When I look at my business, I realize one of the biggest challenges I have is combating complacency. If I say we’re running Patagonia as if it’s going to be here a hundred years from now, that doesn’t mean we have a hundred years to get there! Our success and longevity lie in our ability to change quickly. Continuous innovation requires maintaining a sense of urgency—a tall order, especially in Patagonia’s seemingly laid-back corporate culture. In fact, one of the biggest mandates I have for my managers is to instigate change. It’s the only way we’re going to survive in the long run.

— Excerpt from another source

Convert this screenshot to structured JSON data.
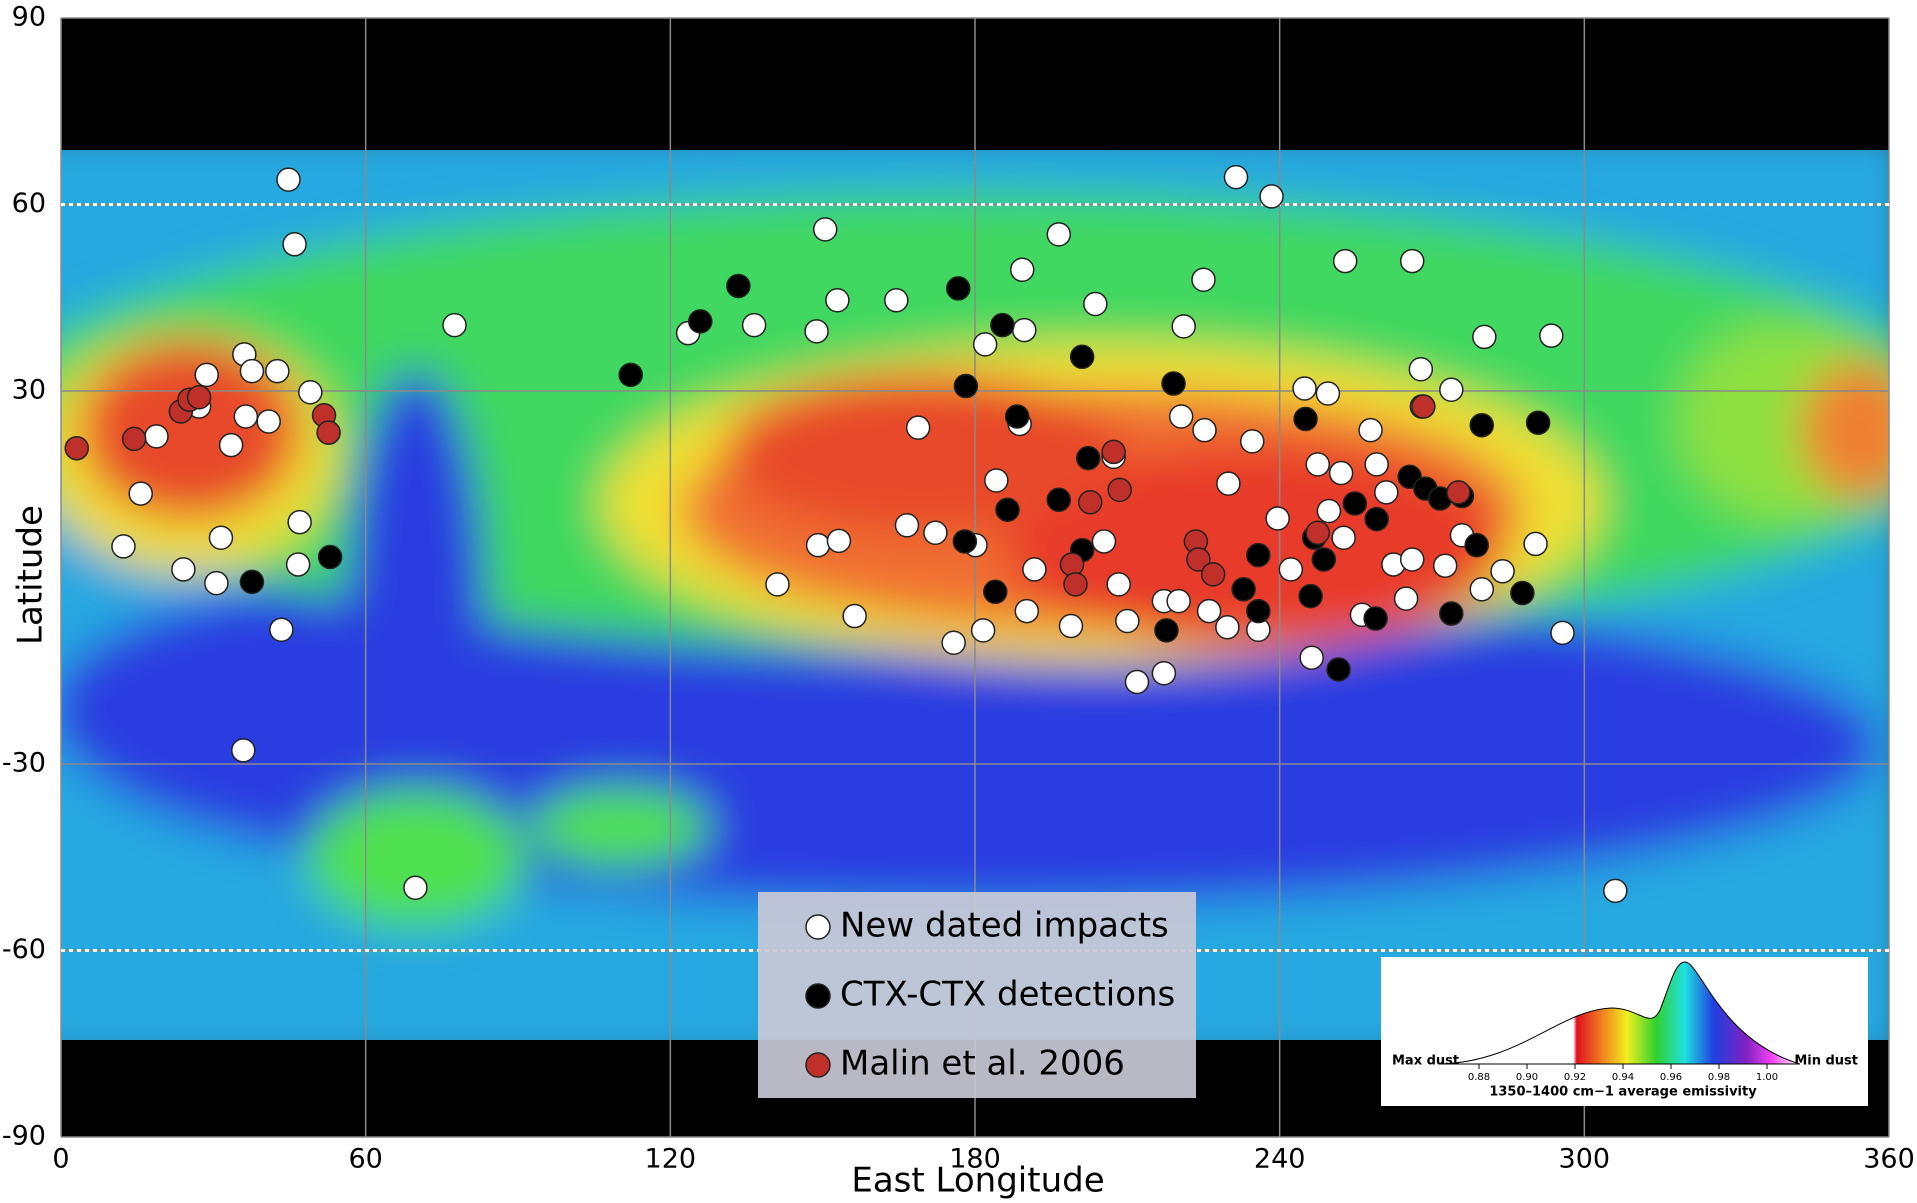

The American dream is to own your own business and grow it as quickly as you can until you can cash out and retire to the golf courses of Leisure World. The business itself is really the product, and it doesn’t matter whether you’re selling shampoo or land mines. When the company becomes the fatted calf, it’s sold for a profit, and its resources and holdings are often ravaged and broken apart, disrupting family ties and the long-term health of local economies. The notion of businesses as disposable entities carries over to all other elements of society.

When you get away from the idea that a company is disposable, all future decisions in the company are affected. The owners and the officers see that, since the company will outlive them, they have responsibilities beyond the bottom line. Perhaps they will even see themselves as stewards of the earth.

Patagonia will never be completely socially responsible. It will never make a totally sustainable, nondamaging product. But it is committed to trying. We simply don’t have any other choice. As the late environmentalist David Brower once put it, “There’s no business to be done on a dead planet.”